After a long day of filming in the sun, we sat in the shade of a tree beside their high school (by the way the reason we have time to shoot is that they are on a one week holiday, and yet they still want to keep learning and coming to MadAboutArt), and I asked if they were scared about stigma or discrimination when speaking out about HIV. They all quickly shook their heads no, that the only way to breakdown that discrimination is to talk about it, to teach others. What's even more profound to me is that they have taken this lesson and applied it to the annual gay pride festival. Though they are not gay, and though they faced a lot of criticism from the community and their families, they decided last year to march in support of gays.
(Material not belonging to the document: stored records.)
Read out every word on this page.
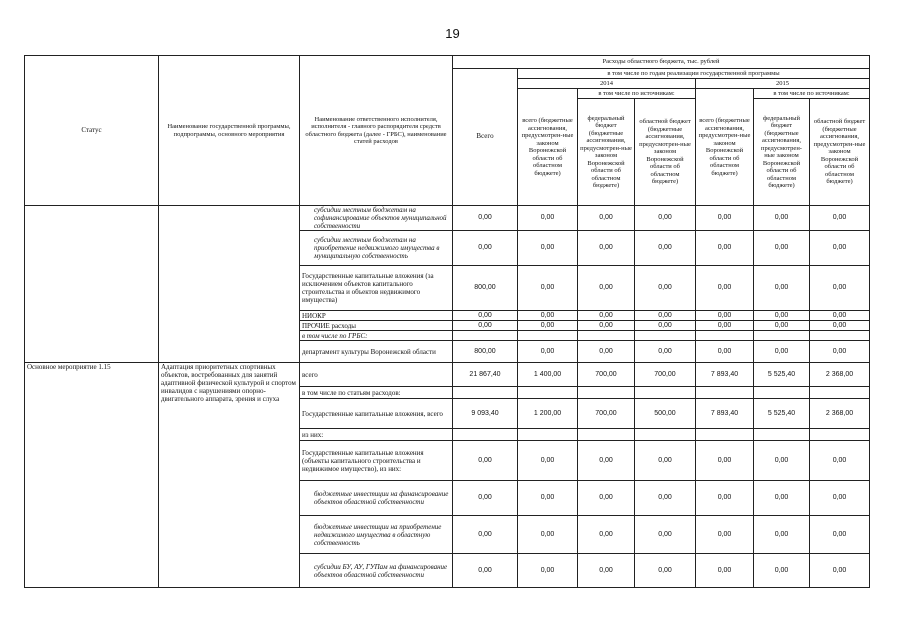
19
Статус	Наименование государственной программы, подпрограммы, основного мероприятия	Наименование ответственного исполнителя, исполнителя - главного распорядителя средств областного бюджета (далее - ГРБС), наименование статей расходов	Расходы областного бюджета, тыс. рублей						
			Всего	в том числе по годам реализации государственной программы					
				2014			2015		
				всего (бюджетные ассигнования, предусмотрен-ные законом Воронежской области об областном бюджете)	в том числе по источникам:		всего (бюджетные ассигнования, предусмотрен-ные законом Воронежской области об областном бюджете)	в том числе по источникам:	
					федеральный бюджет (бюджетные ассигнования, предусмотрен-ные законом Воронежской области об областном бюджете)	областной бюджет (бюджетные ассигнования, предусмотрен-ные законом Воронежской области об областном бюджете)		федеральный бюджет (бюджетные ассигнования, предусмотрен-ные законом Воронежской области об областном бюджете)	областной бюджет (бюджетные ассигнования, предусмотрен-ные законом Воронежской области об областном бюджете)
		субсидии местным бюджетам на софинансирование объектов муниципальной собственности	0,00	0,00	0,00	0,00	0,00	0,00	0,00
		субсидии местным бюджетам на приобретение недвижимого имущества в муниципальную собственность	0,00	0,00	0,00	0,00	0,00	0,00	0,00
		Государственные капитальные вложения (за исключением объектов капитального строительства и объектов недвижимого имущества)	800,00	0,00	0,00	0,00	0,00	0,00	0,00
		НИОКР	0,00	0,00	0,00	0,00	0,00	0,00	0,00
		ПРОЧИЕ расходы	0,00	0,00	0,00	0,00	0,00	0,00	0,00
		в том числе по ГРБС:							
		департамент культуры Воронежской области	800,00	0,00	0,00	0,00	0,00	0,00	0,00
Основное мероприятие 1.15	Адаптация приоритетных спортивных объектов, востребованных для занятий адаптивной физической культурой и спортом инвалидов с нарушениями опорно-двигательного аппарата, зрения и слуха	всего	21 867,40	1 400,00	700,00	700,00	7 893,40	5 525,40	2 368,00
		в том числе по статьям расходов:							
		Государственные капитальные вложения, всего	9 093,40	1 200,00	700,00	500,00	7 893,40	5 525,40	2 368,00
		из них:							
		Государственные капитальные вложения (объекты капитального строительства и недвижимое имущество), из них:	0,00	0,00	0,00	0,00	0,00	0,00	0,00
		бюджетные инвестиции на финансирование объектов областной собственности	0,00	0,00	0,00	0,00	0,00	0,00	0,00
		бюджетные инвестиции на приобретение недвижимого имущества в областную собственность	0,00	0,00	0,00	0,00	0,00	0,00	0,00
		субсидии БУ, АУ, ГУПам на финансирование объектов областной собственности	0,00	0,00	0,00	0,00	0,00	0,00	0,00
It is an amazing concept, one that shows an incredible depth of thinking, of empathy, of understanding- to say, Yes I Understand Stigma and Discrimination and I will Support Others, Not My Own Group, Fight Against It..I Will Stand Beside Them as an Ally. From the work I have done with various groups, all too often I am so surprised at the inability of one group who has been discriminated against to empathize with another group. All too often I have witness a "who has suffered more" contest. For these kids, though, anyone's suffering is their suffering. Anyone's discrimination is everyone's. It seems appropriate that Passover is coming up when we Jews proclaim, No one is free until we are all free...These kids are putting those words into action.

And as I sat there, underneath the tree, thinking about how much I admire them, how much I appreciate their honesty and embracing me, allowing me to see into their lives...I decided to reveal a part of myself I had not yet to the kids (but did to my friend that I write about in emails)...I came out to them. What's funny about writing this in an email now is that it feels almost scarier than actually saying it to them, but I suppose if I feel the right to reveal extremely personal bits about their life then I should be gutsy enough to do it for my own life (and anyway, I assume if you are reading this then you already know!)...In anycase, I told them how amazing I thought their work was, that I wanted to share a part of my own life also, and some of the monsters (feelings of shame, guilt, secrecy) that I had to overcome in my own life. I showed them a picture of my beautiful girlfriend and said, "You are able to show support when even people in the United States are not...That I too, because I love someone who is a woman and whose skin is as dark as theirs...That I too have felt stigma and discrimination, and know that it can be scary and vulnerable...but that it must, for all of our sake, be fought against." Suddenly, they started clapping.

If only the world were as empathetic, open-minded, and driven towards tikkun olam (repairing the world) as these kids in Nekkies. We have a lot to learn from them.

This was one of my most hopeful moments here in South Africa, when if I turn the corner, I am again faced with the despair that many of the people face...but I promised hopefulness and here it is, effecting me in a way I could not have expected.